Images of a mega tanker Ever Given blocking the Suez Canal, an artery for 10% of the world’s trade, is an emblem of the world’s evolving supply chain challenges. Indeed, 2020 with the paralysis caused by the COVID-19 pandemic, along with the nationalistic instincts to erect borders and introduce global fractions to trade, commerce, and travel, is only the latest punctuation mark showing how brittle the world’s supply chains really are. The forces of supply and demand together with business rationalization of costs, has stretched the limits of globalization and just-in-time approaches so thin, that the world’s supply chains resemble a Stradivarius violin—they are priceless, fragile, and tightly strung.
Some of the insidious ways this tenuous supply chain has shown strain, includes the fact that for many so-called fortress nations around the world, the production and inventory of comparatively basic supplies was meager. From N95 masks to simple ventilators and life-saving personal protective equipment (PPE), among other essential material to combat the pandemic, the reliance on far-flung production and continuous shipping and air transport routes showed the risks of off shoring.
In the run up of globalization over the last 50 years, the pendulum swung too far afield. As supply chains and foreign direct investment grew around the world, accelerated in the year 2000 by the moniker BRICS—which directed business activity and a fierce investment race to Brazil, Russia, India, and China (along with other emerging economies)—supply chain linkages were stretched even further. Today, the tendency is to skew to ultra-national interests. From blocking or seizing COVID-19 vaccine exports, referred to as vaccine nationalism, to using war powers for directing companies to manufacture essential materials, it would seem the pandemic combined with other political tendencies are beginning to change the nature of global integration, which will have profound implications on supply chain management. Just as the post-2008 financial crisis world was informed by the lesson “cash is king,” speaking to how chastened corporate treasurers realized the limitations of leverage, so too supply chain leaders have realized the limitations of just-in-time, priceless, and tightly strung supply chain linkages. If cash is king, is on-shore or near-shore the kingdom?
While COVID-19 is certainly the global supply chain antagonist of 2020, it is not the only adverse force showing how brittle the world’s supply chains really are. 2020 was another year roiled by record climate change effects that paralyzed many communities, countries, and global supply chains. An emblem of this is the fact that the first ocean going vessel was able to traverse the Arctic in the winter, showing the prospects of an open ocean sea route in the North Atlantic. While this may be heralded by some as a potential global supply chain advantage, the invariable long-term effects on global coastal communities, along with the accelerating rate of climate change impacts, will negate any gains from a widening berth across once untraversable ice. Indeed, what is transpiring at a global level is also manifestly posing supply chain challenges in a hyper-local environment as well. Here too, preserving cold temperatures matters, as the world’s ability to sound the “all clear” on COVID-19 hinges on our ability to get safe vaccines to the world’s population, which in turn hinges on an incredibly unreliable and unequal cold supply chain.

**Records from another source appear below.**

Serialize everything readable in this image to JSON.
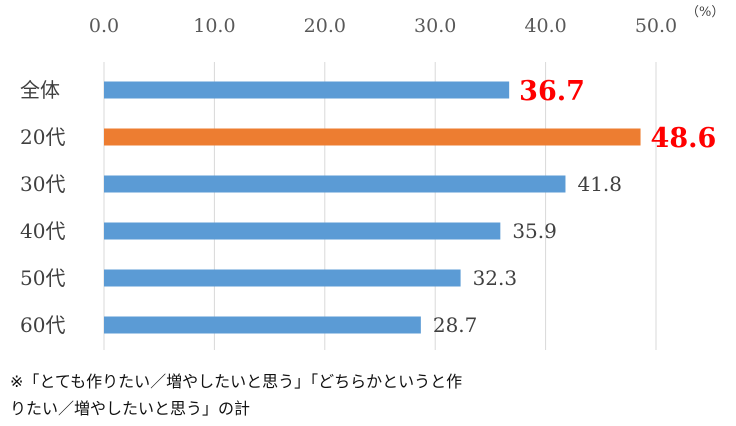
{
  "chart_data": {
    "type": "bar",
    "orientation": "horizontal",
    "categories": [
      "全体",
      "20代",
      "30代",
      "40代",
      "50代",
      "60代"
    ],
    "values": [
      36.7,
      48.6,
      41.8,
      35.9,
      32.3,
      28.7
    ],
    "tick_values": [
      0,
      10,
      20,
      30,
      40,
      50
    ],
    "tick_labels": [
      "0.0",
      "10.0",
      "20.0",
      "30.0",
      "40.0",
      "50.0"
    ],
    "value_labels": [
      "36.7",
      "48.6",
      "41.8",
      "35.9",
      "32.3",
      "28.7"
    ],
    "xlim": [
      0,
      50
    ],
    "unit_label": "（%）",
    "highlight_indices": [
      0,
      1
    ],
    "grid": true,
    "axis_position": "top",
    "colors": {
      "default_bar": "#5B9BD5",
      "highlight_bar": "#ED7D31",
      "highlight_label": "#FF0000",
      "gridline": "#D9D9D9",
      "label": "#404040"
    }
  },
  "note": {
    "line1": "※「とても作りたい／増やしたいと思う」「どちらかというと作",
    "line2": "りたい／増やしたいと思う」の計"
  }
}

The other megatrend affecting supply chains is the dueling risks and rewards of cyber threats and digital transformation, in which the rate of connecting everything to the internet continues unchecked. Historically, a proverbial “air gap” between critical infrastructure or relationships was the overarching goal with supply chain management and business continuity planning, especially in the military context, from which the discipline is born. When the internet of things (IoT) creates an unknown backdoor to critical infrastructure, meat processing plants, industrial and farming equipment, the true peril is laid bare. Recent examples show how this exposure via internet-connected devices, sensors and the ever-present danger between the keyboard and the chair (low human cyber hygiene) are complicating basic modern economy activities such as keeping the lights on or gas stations running. The world is in a perennial game of cyber risk whack-a-mole and supply chains are in the crosshairs.
In a global economy that is equal parts haves and have nots, always on and digital, versus partially on and analog, supply chain and business continuity is not only about the reliability of transporting goods around the world, but also about the hyper-local reality of being able to keep the lights on. You can have electricity and no economic growth, but you cannot have economic growth without reliable, low-cost electricity. Here too, the veritable supply chain of electrons is being roiled by a turbulent risk landscape, where the single source of failure infrastructure designed in the 1940s and 50s, built in the 60s and 70s, is looking very feeble in the face of 21st century risks. Shoring up supply chain resilience post-pandemic, will require not only a rethink and recalibration of the limits of globalization, but it will also require strengthening the deeply strained chain of global resilience (and reengagement) one link at a time.